Mengembangkan kemampuan berpikir (part 2)

Pernahkah anda bertanya “apakah kita mampu mencapainya?” pertanyaan itu sering muncul saat kita membuat misi, entah misi pribadi maupun misi organisasi. Seperti halnya ketika kita membaca biografi orang-orang besar, yang pertama kali kita rasakan adalah apakah aku memiliki persyaratan untuk menjadi seperti mereka?
Hambatan yang paling besar dalam diri seseorang untuk menjadi orang besar yaitu ketidakyakinan diri akan kemampuannya. Misalnya saat dia berkata, “Dia bisa begitu karena cerdas” atau “saya tidak bisa begitu karena saya tidak cukup cerdas”. Siapa yang membatasi kemampuan kita? bukankah Allah telah memberikan jaminan kepastian bahwa Dia (Allah) tidak akan memhamparkan volume aktivitas kecuali sesuai dengan kadar kemampuan kita? firman Allah, “Allah tidak membebani seseorang melainkan sesuai dengan kesanggupannya. Ia mendapat pahala (dari kebajikan) yang diusahakannya dan ia mendapat siksa (dari kejahatan) yang dikerjakannya”. Tidak akan pernah ada malaikat yang membocorkan rahasia dengan berkata, Hai Abdi kamu punya kapasitas 100 makanya jangan dipaksakan menjadi 1000, atau Hai Abdi, kamu itu punya kapasitas 100, jangan hanya gunakan 50 berarti kamu itu bodoh. Tidak akan pernah ada informasi seperti itu, kita tidak akan pernah tahu kapasitas kita. lantas apa yang mesti kita lakukan?
Seseorang pernah berkata, “Never put any limitation since you want to starting something. But if you have done you now your limitation”. Janganlah anda pernah membuat batasan pada saat anda pertama kali memulai, tapi kalau kita sudah mengerjakannya, anda akan tahu batas Anda yang sebenarnya. Jadi yang terpenting adalah optimalisasi diri, mengoptimalkan kemampuan kita untuk melakukannya. Allah berfirman, “bertaqwalah seoptimal mungkin”.

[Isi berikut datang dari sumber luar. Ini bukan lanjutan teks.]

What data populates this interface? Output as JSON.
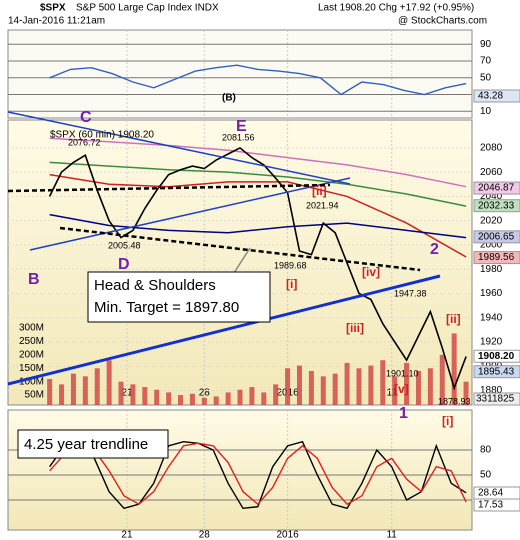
{
  "header": {
    "symbol": "$SPX",
    "name": "S&P 500 Large Cap Index INDX",
    "date": "14-Jan-2016 11:21am",
    "last": "Last 1908.20 Chg +17.92 (+0.95%)",
    "source": "@ StockCharts.com",
    "legend": "$SPX (60 min) 1908.20"
  },
  "annotations": {
    "wave_b_big": "(B)",
    "c": "C",
    "d": "D",
    "e": "E",
    "b": "B",
    "ii_a": "[ii]",
    "i_a": "[i]",
    "iv": "[iv]",
    "iii": "[iii]",
    "v": "[v]",
    "two": "2",
    "ii_b": "[ii]",
    "one": "1",
    "i_b": "[i]",
    "p_c": "2076.72",
    "p_e": "2081.56",
    "p_d": "2005.48",
    "p_ii": "2021.94",
    "p_i": "1989.68",
    "p_2": "1947.38",
    "p_1": "1901.10",
    "p_ib": "1878.93",
    "hs_title": "Head & Shoulders",
    "hs_target": "Min. Target = 1897.80",
    "trendline": "4.25 year trendline"
  },
  "chart_data": [
    {
      "type": "line",
      "name": "RSI",
      "xlim": [
        -14,
        142
      ],
      "ylim": [
        2,
        107
      ],
      "yticks": [
        90,
        70,
        50,
        30,
        10
      ],
      "x": [
        0,
        7,
        14,
        21,
        28,
        35,
        42,
        49,
        56,
        63,
        70,
        77,
        84,
        91,
        98,
        105,
        112,
        119,
        126,
        133,
        140
      ],
      "series": [
        {
          "color": "#3060c0",
          "values": [
            50,
            60,
            62,
            55,
            45,
            38,
            48,
            58,
            62,
            65,
            60,
            58,
            55,
            50,
            30,
            45,
            42,
            35,
            30,
            38,
            43
          ]
        }
      ],
      "tags": [
        {
          "label": "43.28",
          "color": "#dce6f5"
        }
      ]
    },
    {
      "type": "line",
      "name": "price",
      "xlim": [
        -14,
        142
      ],
      "ylim": [
        1868,
        2103
      ],
      "yticks": [
        2080,
        2060,
        2040,
        2020,
        2000,
        1980,
        1960,
        1940,
        1920,
        1900,
        1880
      ],
      "xticks": [
        {
          "value": 26,
          "label": "21"
        },
        {
          "value": 52,
          "label": "28"
        },
        {
          "value": 80,
          "label": "2016"
        },
        {
          "value": 115,
          "label": "11"
        }
      ],
      "x": [
        0,
        4,
        8,
        12,
        16,
        20,
        24,
        28,
        32,
        36,
        40,
        44,
        48,
        52,
        56,
        60,
        64,
        68,
        72,
        76,
        80,
        84,
        88,
        92,
        96,
        100,
        104,
        108,
        112,
        116,
        120,
        124,
        128,
        132,
        136,
        140
      ],
      "series": [
        {
          "color": "#000000",
          "values": [
            2040,
            2060,
            2068,
            2074,
            2045,
            2020,
            2006,
            2012,
            2030,
            2045,
            2058,
            2062,
            2065,
            2063,
            2070,
            2075,
            2080,
            2072,
            2066,
            2055,
            2043,
            1995,
            1992,
            2018,
            2010,
            1985,
            1960,
            1955,
            1935,
            1920,
            1905,
            1925,
            1945,
            1915,
            1882,
            1908
          ]
        }
      ],
      "overlays": {
        "x": [
          0,
          20,
          40,
          60,
          80,
          100,
          120,
          140
        ],
        "lines": [
          {
            "color": "#d070c0",
            "values": [
              2088,
              2085,
              2082,
              2078,
              2072,
              2066,
              2058,
              2048
            ]
          },
          {
            "color": "#3c8c3c",
            "values": [
              2068,
              2065,
              2062,
              2060,
              2056,
              2050,
              2042,
              2032
            ]
          },
          {
            "color": "#d02020",
            "values": [
              2058,
              2050,
              2048,
              2052,
              2052,
              2040,
              2018,
              1990
            ]
          },
          {
            "color": "#000080",
            "values": [
              2025,
              2016,
              2012,
              2010,
              2015,
              2018,
              2012,
              2006
            ]
          }
        ]
      },
      "tags": [
        {
          "label": "2046.87",
          "color": "#f3c9ea"
        },
        {
          "label": "2032.33",
          "color": "#bfe0bf"
        },
        {
          "label": "2006.65",
          "color": "#c8c8e8"
        },
        {
          "label": "1989.56",
          "color": "#f5b8b8"
        },
        {
          "label": "1908.20",
          "color": "#ffffff"
        },
        {
          "label": "1895.43",
          "color": "#c8d8f0"
        }
      ],
      "volume": {
        "color": "#d04040",
        "ylim": [
          13,
          1076
        ],
        "yticks": [
          {
            "value": 300,
            "label": "300M"
          },
          {
            "value": 250,
            "label": "250M"
          },
          {
            "value": 200,
            "label": "200M"
          },
          {
            "value": 150,
            "label": "150M"
          },
          {
            "value": 100,
            "label": "100M"
          },
          {
            "value": 50,
            "label": "50M"
          }
        ],
        "values": [
          110,
          90,
          130,
          120,
          150,
          180,
          100,
          90,
          80,
          70,
          60,
          50,
          55,
          40,
          45,
          60,
          70,
          80,
          60,
          90,
          150,
          160,
          140,
          120,
          130,
          170,
          150,
          160,
          180,
          120,
          170,
          140,
          150,
          200,
          280,
          100
        ],
        "tag": "3311825"
      }
    },
    {
      "type": "line",
      "name": "stochastic",
      "xlim": [
        -14,
        142
      ],
      "ylim": [
        -16,
        128
      ],
      "yticks": [
        80,
        50,
        20
      ],
      "x": [
        0,
        5,
        10,
        15,
        20,
        25,
        30,
        35,
        40,
        45,
        50,
        55,
        60,
        65,
        70,
        75,
        80,
        85,
        90,
        95,
        100,
        105,
        110,
        115,
        120,
        125,
        130,
        135,
        140
      ],
      "series": [
        {
          "color": "#000000",
          "values": [
            60,
            85,
            90,
            70,
            30,
            10,
            15,
            40,
            85,
            90,
            88,
            80,
            40,
            10,
            12,
            60,
            85,
            90,
            50,
            15,
            10,
            40,
            80,
            60,
            20,
            30,
            85,
            40,
            28.6
          ]
        },
        {
          "color": "#e02020",
          "values": [
            55,
            75,
            85,
            80,
            55,
            25,
            15,
            30,
            60,
            85,
            88,
            85,
            65,
            30,
            15,
            35,
            70,
            85,
            70,
            35,
            15,
            25,
            60,
            70,
            45,
            30,
            60,
            55,
            17.5
          ]
        }
      ],
      "tags": [
        {
          "label": "28.64",
          "color": "#ffffff"
        },
        {
          "label": "17.53",
          "color": "#ffffff"
        }
      ]
    }
  ]
}
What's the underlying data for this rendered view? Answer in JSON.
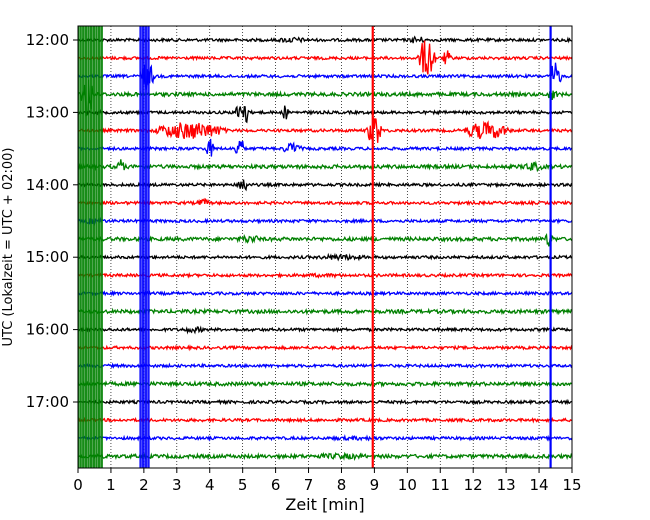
{
  "chart_data": {
    "type": "line",
    "subtype": "helicorder",
    "title": "",
    "xlabel": "Zeit  [min]",
    "ylabel": "UTC (Lokalzeit = UTC + 02:00)",
    "xlim": [
      0,
      15
    ],
    "x_ticks": [
      0,
      1,
      2,
      3,
      4,
      5,
      6,
      7,
      8,
      9,
      10,
      11,
      12,
      13,
      14,
      15
    ],
    "y_tick_labels": [
      "12:00",
      "13:00",
      "14:00",
      "15:00",
      "16:00",
      "17:00"
    ],
    "trace_start_hour": 12,
    "trace_interval_minutes": 15,
    "trace_count": 24,
    "trace_colors": [
      "#000000",
      "#ff0000",
      "#0000ff",
      "#008000"
    ],
    "grid": "vertical dotted at each minute",
    "events": [
      {
        "color": "#008000",
        "x": [
          0.0,
          0.75
        ],
        "note": "saturated vertical bands"
      },
      {
        "color": "#0000ff",
        "x": [
          1.9,
          2.15
        ],
        "note": "saturated vertical bands"
      },
      {
        "color": "#ff0000",
        "x": 8.95,
        "note": "spike"
      },
      {
        "color": "#0000ff",
        "x": 14.35,
        "note": "saturated vertical band"
      }
    ]
  }
}
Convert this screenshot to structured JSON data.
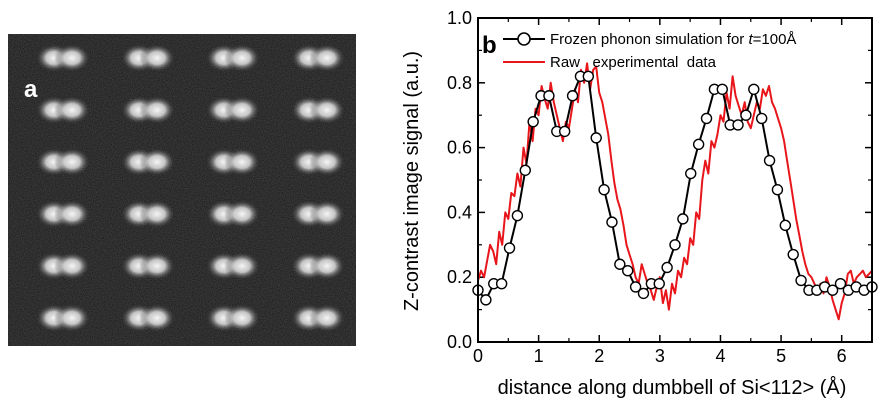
{
  "panel_a": {
    "letter": "a",
    "image_description_name": "Z-contrast STEM image of Si dumbbells",
    "grid": {
      "rows": 6,
      "cols": 4
    },
    "colors": {
      "background": "#151515",
      "spot": "#f0f0f0",
      "letter": "#ffffff"
    }
  },
  "panel_b": {
    "letter": "b"
  },
  "chart_data": {
    "type": "line",
    "xlabel": "distance along dumbbell of Si<112> (Å)",
    "ylabel": "Z-contrast image signal (a.u.)",
    "xlim": [
      0,
      6.5
    ],
    "ylim": [
      0.0,
      1.0
    ],
    "xticks": [
      0,
      1,
      2,
      3,
      4,
      5,
      6
    ],
    "yticks": [
      0.0,
      0.2,
      0.4,
      0.6,
      0.8,
      1.0
    ],
    "ytick_labels": [
      "0.0",
      "0.2",
      "0.4",
      "0.6",
      "0.8",
      "1.0"
    ],
    "legend_placement": "top",
    "grid": false,
    "series": [
      {
        "name_prefix": "Frozen phonon simulation for ",
        "name_var": "t",
        "name_suffix": "=100Å",
        "color": "#000000",
        "marker": "open-circle",
        "x": [
          0.0,
          0.13,
          0.26,
          0.39,
          0.52,
          0.65,
          0.78,
          0.91,
          1.04,
          1.17,
          1.3,
          1.43,
          1.56,
          1.69,
          1.82,
          1.95,
          2.08,
          2.21,
          2.34,
          2.47,
          2.6,
          2.73,
          2.86,
          2.99,
          3.12,
          3.25,
          3.38,
          3.51,
          3.64,
          3.77,
          3.9,
          4.03,
          4.16,
          4.29,
          4.42,
          4.55,
          4.68,
          4.81,
          4.94,
          5.07,
          5.2,
          5.33,
          5.46,
          5.59,
          5.72,
          5.85,
          5.98,
          6.11,
          6.24,
          6.37,
          6.5
        ],
        "y": [
          0.16,
          0.13,
          0.18,
          0.18,
          0.29,
          0.39,
          0.53,
          0.68,
          0.76,
          0.76,
          0.65,
          0.65,
          0.76,
          0.82,
          0.82,
          0.63,
          0.47,
          0.37,
          0.24,
          0.22,
          0.17,
          0.15,
          0.18,
          0.18,
          0.23,
          0.3,
          0.38,
          0.52,
          0.61,
          0.69,
          0.78,
          0.78,
          0.67,
          0.67,
          0.7,
          0.78,
          0.69,
          0.56,
          0.47,
          0.36,
          0.27,
          0.19,
          0.16,
          0.16,
          0.17,
          0.16,
          0.18,
          0.16,
          0.17,
          0.16,
          0.17
        ]
      },
      {
        "name": "Raw   experimental  data",
        "color": "#e8161b",
        "marker": "none",
        "x": [
          0.0,
          0.05,
          0.1,
          0.15,
          0.2,
          0.25,
          0.3,
          0.35,
          0.4,
          0.45,
          0.5,
          0.55,
          0.6,
          0.65,
          0.7,
          0.75,
          0.8,
          0.85,
          0.9,
          0.95,
          1.0,
          1.05,
          1.1,
          1.15,
          1.2,
          1.25,
          1.3,
          1.35,
          1.4,
          1.45,
          1.5,
          1.55,
          1.6,
          1.65,
          1.7,
          1.75,
          1.8,
          1.85,
          1.9,
          1.95,
          2.0,
          2.05,
          2.1,
          2.15,
          2.2,
          2.25,
          2.3,
          2.35,
          2.4,
          2.45,
          2.5,
          2.55,
          2.6,
          2.65,
          2.7,
          2.75,
          2.8,
          2.85,
          2.9,
          2.95,
          3.0,
          3.05,
          3.1,
          3.15,
          3.2,
          3.25,
          3.3,
          3.35,
          3.4,
          3.45,
          3.5,
          3.55,
          3.6,
          3.65,
          3.7,
          3.75,
          3.8,
          3.85,
          3.9,
          3.95,
          4.0,
          4.05,
          4.1,
          4.15,
          4.2,
          4.25,
          4.3,
          4.35,
          4.4,
          4.45,
          4.5,
          4.55,
          4.6,
          4.65,
          4.7,
          4.75,
          4.8,
          4.85,
          4.9,
          4.95,
          5.0,
          5.05,
          5.1,
          5.15,
          5.2,
          5.25,
          5.3,
          5.35,
          5.4,
          5.45,
          5.5,
          5.55,
          5.6,
          5.65,
          5.7,
          5.75,
          5.8,
          5.85,
          5.9,
          5.95,
          6.0,
          6.05,
          6.1,
          6.15,
          6.2,
          6.25,
          6.3,
          6.35,
          6.4,
          6.45,
          6.5
        ],
        "y": [
          0.19,
          0.22,
          0.2,
          0.25,
          0.3,
          0.28,
          0.24,
          0.34,
          0.3,
          0.4,
          0.38,
          0.46,
          0.45,
          0.52,
          0.48,
          0.6,
          0.55,
          0.68,
          0.62,
          0.72,
          0.7,
          0.79,
          0.75,
          0.72,
          0.8,
          0.74,
          0.7,
          0.66,
          0.62,
          0.68,
          0.66,
          0.72,
          0.78,
          0.74,
          0.84,
          0.8,
          0.86,
          0.78,
          0.84,
          0.85,
          0.77,
          0.74,
          0.69,
          0.64,
          0.56,
          0.49,
          0.44,
          0.41,
          0.36,
          0.3,
          0.27,
          0.24,
          0.2,
          0.18,
          0.24,
          0.21,
          0.18,
          0.16,
          0.13,
          0.17,
          0.2,
          0.12,
          0.16,
          0.1,
          0.18,
          0.15,
          0.22,
          0.2,
          0.26,
          0.24,
          0.32,
          0.3,
          0.4,
          0.38,
          0.5,
          0.56,
          0.52,
          0.62,
          0.6,
          0.64,
          0.7,
          0.68,
          0.77,
          0.72,
          0.82,
          0.76,
          0.73,
          0.7,
          0.74,
          0.68,
          0.66,
          0.7,
          0.74,
          0.72,
          0.78,
          0.76,
          0.79,
          0.74,
          0.72,
          0.69,
          0.66,
          0.62,
          0.56,
          0.5,
          0.44,
          0.38,
          0.33,
          0.28,
          0.24,
          0.21,
          0.2,
          0.18,
          0.16,
          0.18,
          0.15,
          0.2,
          0.17,
          0.13,
          0.1,
          0.07,
          0.12,
          0.15,
          0.21,
          0.22,
          0.18,
          0.2,
          0.21,
          0.22,
          0.2,
          0.21,
          0.22
        ]
      }
    ]
  }
}
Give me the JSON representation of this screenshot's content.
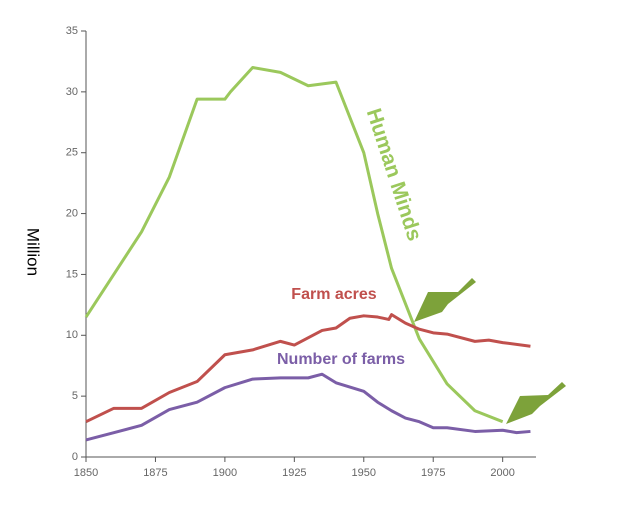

Pernahkah anda mendengar analogi ini rezki itu seperti 3 buah kendi, adan ukuran kecil, sedang dan besar. Kalau ukuran kendi anda kecil, maka air yang dapat anda tampungpun hanya sedikit, walaupun anda memaksakan mengisi dengan air, hanya akan tumpah kemana-mana. Namun beruntunglah jika kita memiliki kendi yang besar, jika diisi air maka akan bisa menampung banyak. Tapi, kita tidak pernah tahu ukuran kendi kita, apakah saya mempunyai kendi kecil, sedang atau besar? Apakah anda mempunyai kendi yang kecil? Tidak ada yang tahu, yang harus kita lakukan adalah kerjakan saja semaksimal mungkin. Ketika sudah sampai pada satu titik, itulah batasan kita yang sebenarnya.
Oleh karena itu sahabat, kita perlu mengetahui lebih dalam lagi tentang kemampuan kita dan apa yang harus kita lakukan untuk mengembangkannya. Orang-orang besar yang selama ini kita kenal dalam sejarah dunia, pada awalnya pun bukanlah orang yang cerdas pada awalnya, tetapi mereka cerdas di tengah jalan, yang membedakannya adalah mereka mampu mengenal kemampuan dan mengembangkannya. Untuk melakukan hal tersebut, kita perlu mengetahui hierarki kepribadian kita dan melakukan perubahan secara mendasar, ingat, secara mendasar alias mengakar bukan hanya perubahan yang semu. Jika hari ini anda berubah, maka perubahan itu akan menetap selamanya. Lantas apakah akar perubahan yang mendasar itu? Akar yang paling dalam dari kepribadian seseorang ada pada pikirannya.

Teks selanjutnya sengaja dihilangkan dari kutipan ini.